The Art Versus Science of Litigation Consulting

By Eric Rudich, Ph.D

Anyone can pontificate how a jury might react to a case.  Risk is inherent in all litigation and attorneys, in-house counsel, and insurance professionals are continually evaluating the strengths of their cases and determining whether to settle or proceed to trial.  Litigants are also under pressure to reduce their legal costs by making economic decisions on the likelihood of obtaining a favorable verdict and the costs associated with litigating versus settling.

To evaluate the likelihood of winning a specific case, legal professionals typically rely on past experience and the outcome of previous trials in the venue. There are several reasons why these approaches are highly inefficient. First, each case is inherently different and thus relying on previous verdicts may not predict the trial outcome of another matter. Second, factors such as the effectiveness of witnesses and the jury composition are unique to each case which will also impact jurors’ verdict decisions. Last, jurors’ attitudes about issues such as corporate conduct, personal responsibility, and damages are continually changing and thus, how juries decide cases may differ over time.
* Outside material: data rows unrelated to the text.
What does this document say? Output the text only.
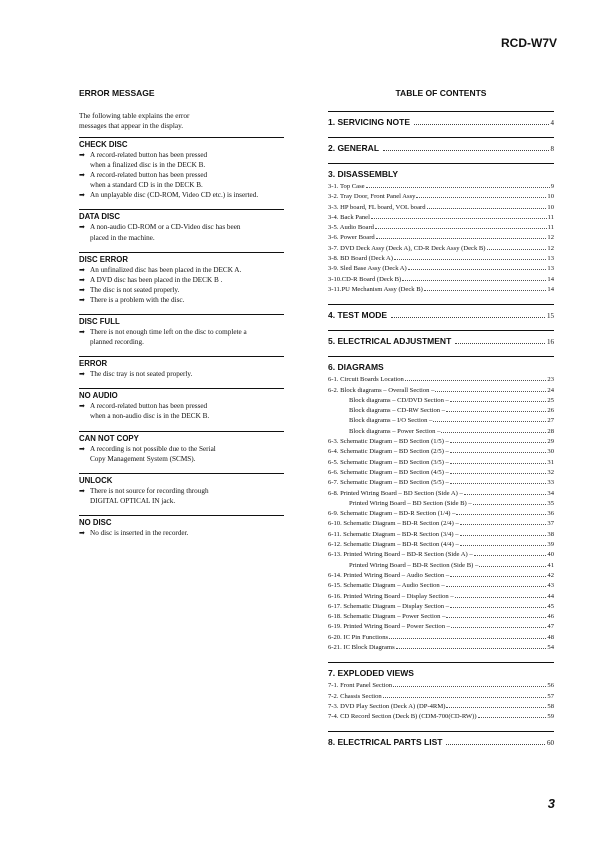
RCD-W7V
ERROR MESSAGE

The following table explains the error
messages that appear in the display.

CHECK DISC
➡ A record-related button has been pressed
when a finalized disc is in the DECK B.
➡ A record-related button has been pressed
when a standard CD is in the DECK B.
➡ An unplayable disc (CD-ROM, Video CD etc.) is inserted.
DATA DISC
➡ A non-audio CD-ROM or a CD-Video disc has been
placed in the machine.
DISC ERROR
➡ An unfinalized disc has been placed in the DECK A.
➡ A DVD disc has been placed in the DECK B .
➡ The disc is not seated properly.
➡ There is a problem with the disc.
DISC FULL
➡ There is not enough time left on the disc to complete a
planned recording.
ERROR
➡ The disc tray is not seated properly.
NO AUDIO
➡ A record-related button has been pressed
when a non-audio disc is in the DECK B.
CAN NOT COPY
➡ A recording is not possible due to the Serial
Copy Management System (SCMS).
UNLOCK
➡ There is not source for recording through
DIGITAL OPTICAL IN jack.
NO DISC
➡ No disc is inserted in the recorder.
TABLE OF CONTENTS
1. SERVICING NOTE	4
2. GENERAL	8
3. DISASSEMBLY
3-1. Top Case	9
3-2. Tray Door, Front Panel Assy	10
3-3. HP board, FL board, VOL board	10
3-4. Back Panel	11
3-5. Audio Board	11
3-6. Power Board	12
3-7. DVD Deck Assy (Deck A), CD-R Deck Assy (Deck B)	12
3-8. BD Board (Deck A)	13
3-9. Sled Base Assy (Deck A)	13
3-10.CD-R Board (Deck B)	14
3-11.PU Mechanism Assy (Deck B)	14
4. TEST MODE	15
5. ELECTRICAL ADJUSTMENT	16
6. DIAGRAMS
6-1. Circuit Boards Location	23
6-2. Block diagrams – Overall Section –	24
Block diagrams – CD/DVD Section –	25
Block diagrams – CD-RW Section –	26
Block diagrams – I/O Section –	27
Block diagrams – Power Section –	28
6-3. Schematic Diagram – BD Section (1/5) –	29
6-4. Schematic Diagram – BD Section (2/5) –	30
6-5. Schematic Diagram – BD Section (3/5) –	31
6-6. Schematic Diagram – BD Section (4/5) –	32
6-7. Schematic Diagram – BD Section (5/5) –	33
6-8. Printed Wiring Board – BD Section (Side A) –	34
Printed Wiring Board – BD Section (Side B) –	35
6-9. Schematic Diagram – BD-R Section (1/4) –	36
6-10. Schematic Diagram – BD-R Section (2/4) –	37
6-11. Schematic Diagram – BD-R Section (3/4) –	38
6-12. Schematic Diagram – BD-R Section (4/4) –	39
6-13. Printed Wiring Board – BD-R Section (Side A) –	40
Printed Wiring Board – BD-R Section (Side B) –	41
6-14. Printed Wiring Board – Audio Section –	42
6-15. Schematic Diagram – Audio Section –	43
6-16. Printed Wiring Board – Display Section –	44
6-17. Schematic Diagram – Display Section –	45
6-18. Schematic Diagram – Power Section –	46
6-19. Printed Wiring Board – Power Section –	47
6-20. IC Pin Functions	48
6-21. IC Block Diagrams	54
7. EXPLODED VIEWS
7-1. Front Panel Section	56
7-2. Chassis Section	57
7-3. DVD Play Section (Deck A) (DP-4RM)	58
7-4. CD Record Section (Deck B) (CDM-700(CD-RW))	59
8. ELECTRICAL PARTS LIST	60
3
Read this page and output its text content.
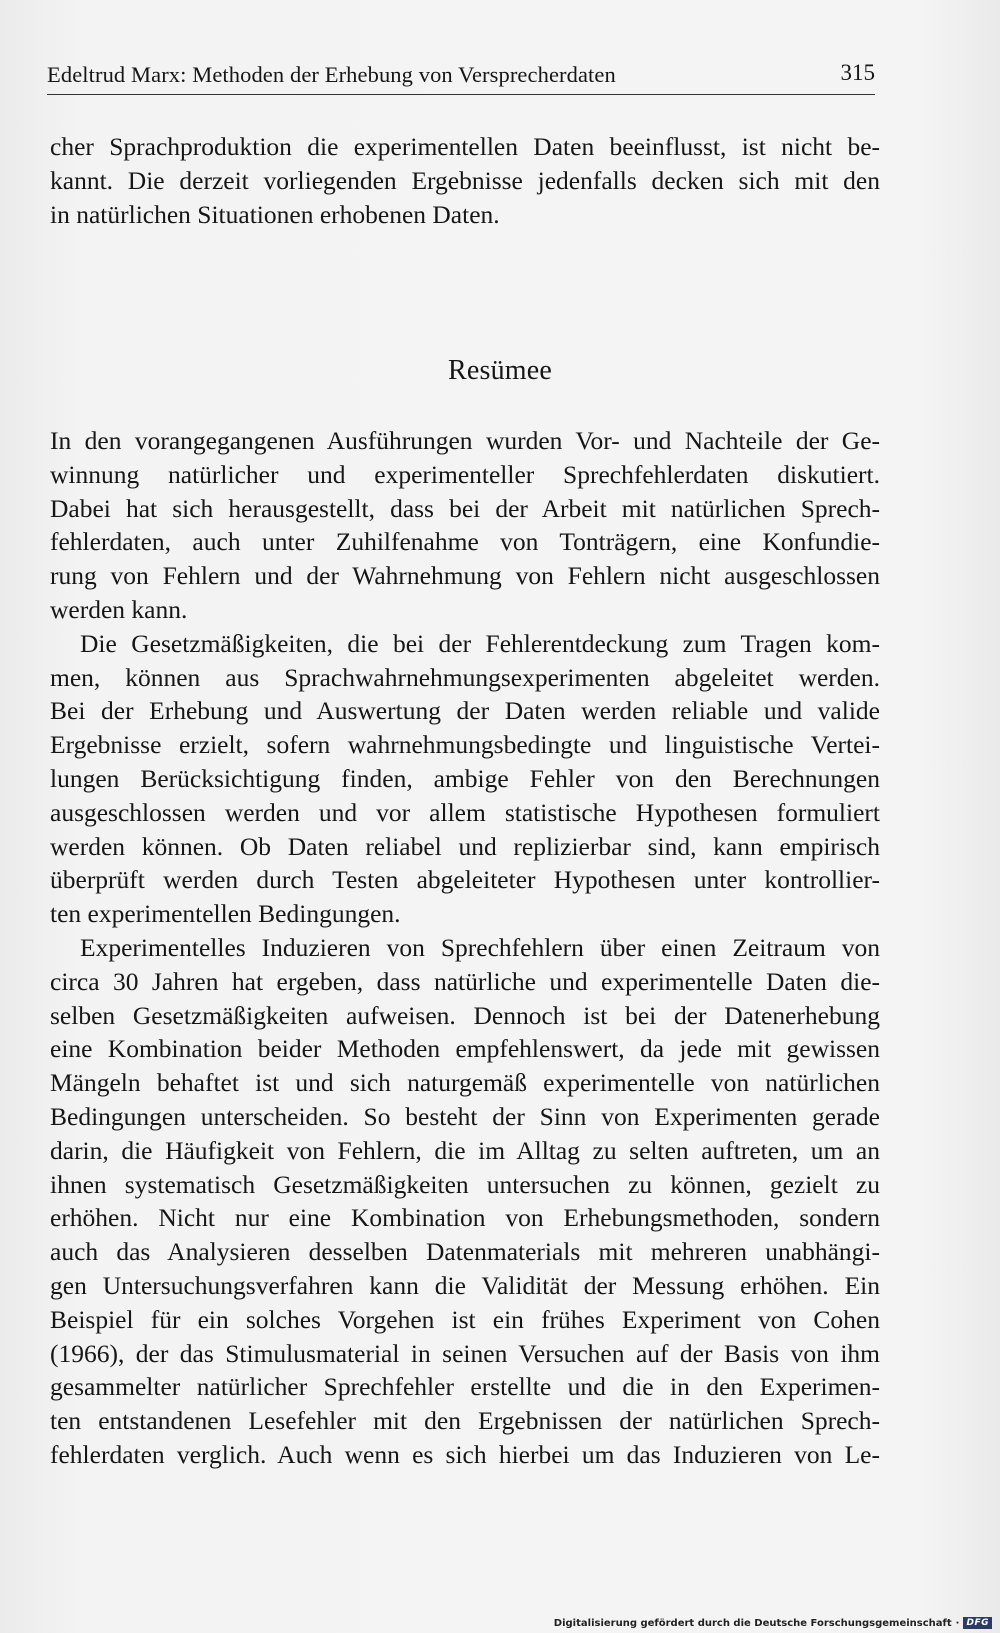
Edeltrud Marx: Methoden der Erhebung von Versprecherdaten	315
cher Sprachproduktion die experimentellen Daten beeinflusst, ist nicht be-
kannt. Die derzeit vorliegenden Ergebnisse jedenfalls decken sich mit den
in natürlichen Situationen erhobenen Daten.
Resümee
In den vorangegangenen Ausführungen wurden Vor- und Nachteile der Ge-
winnung natürlicher und experimenteller Sprechfehlerdaten diskutiert.
Dabei hat sich herausgestellt, dass bei der Arbeit mit natürlichen Sprech-
fehlerdaten, auch unter Zuhilfenahme von Tonträgern, eine Konfundie-
rung von Fehlern und der Wahrnehmung von Fehlern nicht ausgeschlossen
werden kann.
Die Gesetzmäßigkeiten, die bei der Fehlerentdeckung zum Tragen kom-
men, können aus Sprachwahrnehmungsexperimenten abgeleitet werden.
Bei der Erhebung und Auswertung der Daten werden reliable und valide
Ergebnisse erzielt, sofern wahrnehmungsbedingte und linguistische Vertei-
lungen Berücksichtigung finden, ambige Fehler von den Berechnungen
ausgeschlossen werden und vor allem statistische Hypothesen formuliert
werden können. Ob Daten reliabel und replizierbar sind, kann empirisch
überprüft werden durch Testen abgeleiteter Hypothesen unter kontrollier-
ten experimentellen Bedingungen.
Experimentelles Induzieren von Sprechfehlern über einen Zeitraum von
circa 30 Jahren hat ergeben, dass natürliche und experimentelle Daten die-
selben Gesetzmäßigkeiten aufweisen. Dennoch ist bei der Datenerhebung
eine Kombination beider Methoden empfehlenswert, da jede mit gewissen
Mängeln behaftet ist und sich naturgemäß experimentelle von natürlichen
Bedingungen unterscheiden. So besteht der Sinn von Experimenten gerade
darin, die Häufigkeit von Fehlern, die im Alltag zu selten auftreten, um an
ihnen systematisch Gesetzmäßigkeiten untersuchen zu können, gezielt zu
erhöhen. Nicht nur eine Kombination von Erhebungsmethoden, sondern
auch das Analysieren desselben Datenmaterials mit mehreren unabhängi-
gen Untersuchungsverfahren kann die Validität der Messung erhöhen. Ein
Beispiel für ein solches Vorgehen ist ein frühes Experiment von Cohen
(1966), der das Stimulusmaterial in seinen Versuchen auf der Basis von ihm
gesammelter natürlicher Sprechfehler erstellte und die in den Experimen-
ten entstandenen Lesefehler mit den Ergebnissen der natürlichen Sprech-
fehlerdaten verglich. Auch wenn es sich hierbei um das Induzieren von Le-
Digitalisierung gefördert durch die Deutsche Forschungsgemeinschaft · DFG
Accordingly, litigants may spend too much money on cases that they should have settled earlier before undergoing an extensive and costly discovery process.

 

The value of conducting jury research is to use social science methods to determine scientifically how a jury will react to a case.  Rather than speculating about what a jury might do, jury research provides critical information about the strength of one’s case and how jurors will react to the case facts, key themes and storylines.  While many litigation professionals believe that jury research should be used to prepare for an upcoming trial, it is also effectively used at early stages of litigation to determine litigation risk before undergoing an extensive and costly discovery process.  Moreover, attorneys may use the jury research results to focus their discovery and witness questioning on addressing potential issues.  Importantly, using jury research helps legal professionals to evaluate their cases more accurately and to reduce their litigation costs by determining whether to settle and by not overspending on settlements.